3- DÜNYA DA OTPOR, TÜRKİYE DE TGB
Sanırım başlık herşeyi özetledi. Türkiye heryerden farklı. Emperyalist saldırı döneminde bütün dünya Jöntürk’leri konuşuyordu. Dönemin genç Türkleri batının şaşalı hayat tarzını ya da onun makyajını boyasını değil de halkının bağımsızlığını tercih etti. İstanbul Erkek Lisesi’ni, Tıbbiye’yi, Mekteb-i Sultani’yi ve dahi spor kulüplerini hangi ülke de gördük. Hadi gelelim 68’e. Bütün dünya da 68 Hareketi daha fazla seks ve daha fazla kafa bulma özgürlüğü anlamına gelirken, herkes papatya olma meraklısıyken Türkiye’de 68 Hareketi bağımsızlık mücadelesi oldu. Onlar papatya değil birer kurtuluş savaşçısı olmayı tercih ettiler ve dünyaya fark attılar. Ya bugün… ABD ve AB bütün dünyaya Yugoslavya’da doğan Otpor isimli örgütün kopyalarını yaydı. Yugoslavya, Ukrayna, Gürcistan yani Otpor, Pora, Kmara… Soros paarayı verir gençlere makyajlı dünyaların kapılarını açar ve karşı devrimler yapılır. Türkiye öyle mi? Genç Siviller mesela ne kadar etkili? Basın onları parlatmak için elinde allı pullu kameralarla koştura dursun mecburen Türkiye’nin gençlerini haber yapmak zorunda kalıyor. İşte en büyük sigortamız onlardır. Türkiye Gençlik Birliği… Yemiyor arkadaş Türkiye’nin geleneğinde Jöntürk’ler var. İşte bu en büyük sigortadır. Fazla söze gerek yok onlar zaten konuşuyor…

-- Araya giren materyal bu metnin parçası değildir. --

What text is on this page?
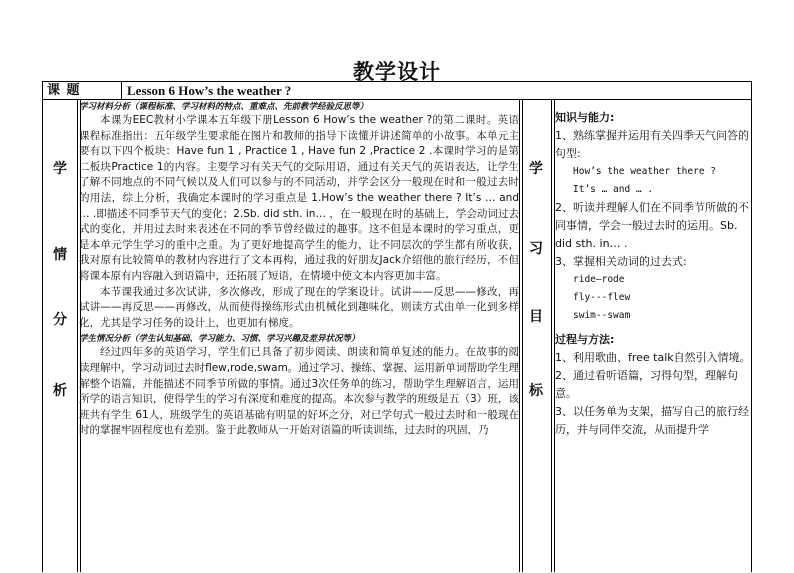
教学设计
课 题	Lesson 6 How’s the weather ?
学
情
分
析
学习材料分析（课程标准、学习材料的特点、重难点、先前教学经验反思等）
本课为EEC教材小学课本五年级下册Lesson 6 How’s the weather ?的第二课时。英语课程标准指出：五年级学生要求能在图片和教师的指导下读懂并讲述简单的小故事。本单元主要有以下四个板块：Have fun 1 , Practice 1 , Have fun 2 ,Practice 2 .本课时学习的是第二板块Practice 1的内容。主要学习有关天气的交际用语，通过有关天气的英语表达，让学生了解不同地点的不同气候以及人们可以参与的不同活动，并学会区分一般现在时和一般过去时的用法，综上分析，我确定本课时的学习重点是 1.How’s the weather there ? It’s … and … .即描述不同季节天气的变化；2.Sb. did sth. in… ，在一般现在时的基础上，学会动词过去式的变化，并用过去时来表述在不同的季节曾经做过的趣事。这不但是本课时的学习重点，更是本单元学生学习的重中之重。为了更好地提高学生的能力，让不同层次的学生都有所收获，我对原有比较简单的教材内容进行了文本再构，通过我的好朋友Jack介绍他的旅行经历，不但将课本原有内容融入到语篇中，还拓展了短语，在情境中使文本内容更加丰富。
本节课我通过多次试讲，多次修改，形成了现在的学案设计。试讲——反思——修改，再试讲——再反思——再修改，从而使得操练形式由机械化到趣味化，则读方式由单一化到多样化，尤其是学习任务的设计上，也更加有梯度。
学生情况分析（学生认知基础、学习能力、习惯、学习兴趣及差异状况等）
经过四年多的英语学习，学生们已具备了初步阅读、朗读和简单复述的能力。在故事的阅读理解中，学习动词过去时flew,rode,swam。通过学习、操练、掌握、运用新单词帮助学生理解整个语篇，并能描述不同季节所做的事情。通过3次任务单的练习，帮助学生理解语言，运用所学的语言知识，使得学生的学习有深度和难度的提高。本次参与教学的班级是五（3）班，该班共有学生 61人，班级学生的英语基础有明显的好坏之分，对已学句式一般过去时和一般现在时的掌握牢固程度也有差别。鉴于此教师从一开始对语篇的听读训练，过去时的巩固，乃
学
习
目
标
知识与能力:
1、熟练掌握并运用有关四季天气问答的句型:
How’s the weather there ?
It’s … and … .
2、听读并理解人们在不同季节所做的不同事情，学会一般过去时的运用。Sb. did sth. in… .
3、掌握相关动词的过去式:
ride—rode
fly---flew
swim--swam
过程与方法:
1、利用歌曲、free talk自然引入情境。
2、通过看听语篇，习得句型，理解句意。
3、以任务单为支架，描写自己的旅行经历，并与同伴交流，从而提升学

4- PARÇALANMAYI KİM İSTİYOR Kİ?
Gelelim işin aslına. Türkiye’de parçalanmayı kim istiyor Allah aşkına? PKK’ya oy veren bütün kitlelerin üstüne üç beş aşiretide koysak en çok yüzde 10… Kasıtlı olarak abartıyorum ki ders çıkarması gerekenler çıkarsın. Yugoslavya’da Sırbı, Hırvatı, Makedonu, Boşnağı, Arnavutu paarçalanmak istiyordu. Türkiye’nin en az yüzde 90’ı parçalanmaya karşı. Diyeceksiniz ki, karşı ama Türkiye’yi ABD parçalamak istiyor. BBC anketine göre yüzde 87’si de ABD’ye karşı, ne yapçaz şimdi? Matematik 2 kere 2 kaç eder… Eğer 5 ederse eyvallah…. Bu arada BBC anketinin sonuçları boyalı, yani eklemeli…
SON SÖZ!!!
Üç ünlem koydum ki parçalanma amacında olanlar yaptıklarının kendilerine ne kadar zarar verebileceğini kestirebilsin. Türkiye’nin parçalanacağını düşünüp buna yatırım yapanlar Hrant Dink’in Malatya’da söylediklerini unutmasın: “Kürtleri, Ermenilerin düştüğü hataya düşmemeleri konusunda uyarıyorum.” Bu cümle yüzünden katledildi Hrant Dink ama biline ki “keser döner sap döner gün gelir hesap döner.” Ben söyleyiyim de insanlık vazifemi yerine getiriyim: “Türkiye, Yugoslavya olmazzzz!!!!”